After the 20 minute land lesson, we were ready to hit the water. Whitney showed us how to carry the boards on our heads as we headed to the water. Thankfully, the water wasn’t freezing, so I didn’t need to rock a wetsuit, only a yellow Surf Diva rash guard over my tankini. I attached the leash to my back leg and went into the waves.
The water reached to about my waist and as I bounced over the baby waves, I anticipated when I would flip my board around and take what I learned from the shore to the surf. After I saw someone else in the Party Wave ride his first wave with ease, I timed the waves and hopped on board. After a few strong paddles, the wave crashed in, gave me a push, and I popped up! Cowabunga! As a natural klutz, I couldn’t believe how easy it was to balance on the board and surf! I rode it out until it slowed down then I hopped back into the water, ready for my next one.
The next hour I spent trying to ride my next one. So sad, I know. I started off so strong and just couldn’t get it right after that. Some waves I would hold the rails, the sides of the board, before the pop-up. Other times I either popped up too soon, didn’t paddle fast or deep enough, or just couldn’t pull my weight up for a pop-up. A few times I rode into other Party Wavers, or pearled into the water, or fell off because I popped up crooked and imbalanced. But no matter what, after each crash, I pulled the leash to retrieve the board, and headed back out to find my next wave.

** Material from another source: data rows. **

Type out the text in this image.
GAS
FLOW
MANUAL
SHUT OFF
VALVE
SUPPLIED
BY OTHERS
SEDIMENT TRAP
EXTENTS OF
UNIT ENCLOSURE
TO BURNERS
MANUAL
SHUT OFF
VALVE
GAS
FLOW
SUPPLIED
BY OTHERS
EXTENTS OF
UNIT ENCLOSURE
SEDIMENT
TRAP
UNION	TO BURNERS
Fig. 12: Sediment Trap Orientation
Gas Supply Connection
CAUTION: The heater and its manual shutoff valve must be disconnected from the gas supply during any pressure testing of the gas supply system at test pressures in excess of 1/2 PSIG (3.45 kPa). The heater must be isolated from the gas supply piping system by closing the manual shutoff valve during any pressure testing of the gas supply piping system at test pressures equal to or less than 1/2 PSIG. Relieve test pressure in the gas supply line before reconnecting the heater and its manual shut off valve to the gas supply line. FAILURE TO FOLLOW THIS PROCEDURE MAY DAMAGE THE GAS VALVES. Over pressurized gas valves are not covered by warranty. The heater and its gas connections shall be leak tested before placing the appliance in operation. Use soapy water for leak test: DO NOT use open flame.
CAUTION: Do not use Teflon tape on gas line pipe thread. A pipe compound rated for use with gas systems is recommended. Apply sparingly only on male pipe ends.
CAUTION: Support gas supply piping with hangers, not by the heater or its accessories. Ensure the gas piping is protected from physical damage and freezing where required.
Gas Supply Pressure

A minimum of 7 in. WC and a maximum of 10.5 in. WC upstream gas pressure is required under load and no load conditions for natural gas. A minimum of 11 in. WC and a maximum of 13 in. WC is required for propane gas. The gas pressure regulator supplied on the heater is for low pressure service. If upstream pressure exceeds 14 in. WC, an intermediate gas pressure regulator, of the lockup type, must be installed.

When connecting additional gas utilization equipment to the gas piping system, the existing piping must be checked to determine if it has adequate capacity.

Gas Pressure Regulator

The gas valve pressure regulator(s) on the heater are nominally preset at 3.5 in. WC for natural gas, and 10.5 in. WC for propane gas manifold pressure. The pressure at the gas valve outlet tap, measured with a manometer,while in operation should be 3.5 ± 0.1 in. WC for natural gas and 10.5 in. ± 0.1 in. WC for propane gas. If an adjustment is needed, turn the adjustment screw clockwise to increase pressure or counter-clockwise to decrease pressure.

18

Nearby, the surf camp kids were catching the hang of things, while I was simply trying to hang. The salty waters kept knocking me over, the board would flip, and I’d somehow end up out of the zone that Whitney had established for us. But I was determined. Whitney watched me as I waited for my wave, and she’s cheer me on as it came up. “Paddle! Paddle! Pop-up!” she’d call, but my timing or balance must have been off because I’d just plop over. She’d come over and let me know to ride up a little more on the board, or to paddle two more times before the pop-up, and I’d take her advice and repeat it over and over again as I went back in. Her coaching helped me immensely, but I just wish I could make my body do what she said!
After an hour in the water, we head back over to the surf tent. I was still feeling high from the adrenaline of being in the water, but I wondered how I would feel the next day. Whitney warned me that I’d be sore, and she gave me some pointers on how to stretch. She advised me to eat a good meal and drink a ton of water to hydrate myself. I definitely worked up a hunger and was ready to grub on some carne asada fries and a California burrito. This was San Diego after all.
I walked across the hot sand to the cement and put on my sandals. I still couldn’t believe that I surfed (or at least tried to). Real surfers might still regard me as a kook, a beginning wannabe surfer, but I don’t care because I had a totally awesome time! It was an exhilarating experience that I know if I had more time and practice, I’d get the hang of it. Perhaps if I ever visit Costa Rica, I can go to Surf Diva there!
Back at the Surf Diva boutique, I bought a pair of Havianas with the 20% discount that surfers get. I knew that once surfing was finished, I’d have to fill my fashion fix!
Special thanks to the Coco, Natalie, Whitney, and the rest of the ladies at Surf Diva for making this experience happen for me, because now I can cross “surfing” off my bucket list (but now I have to add “surfing in Costa Rica”). If you have an itch to try out surfing, make sure you go to no one else but Surf Diva!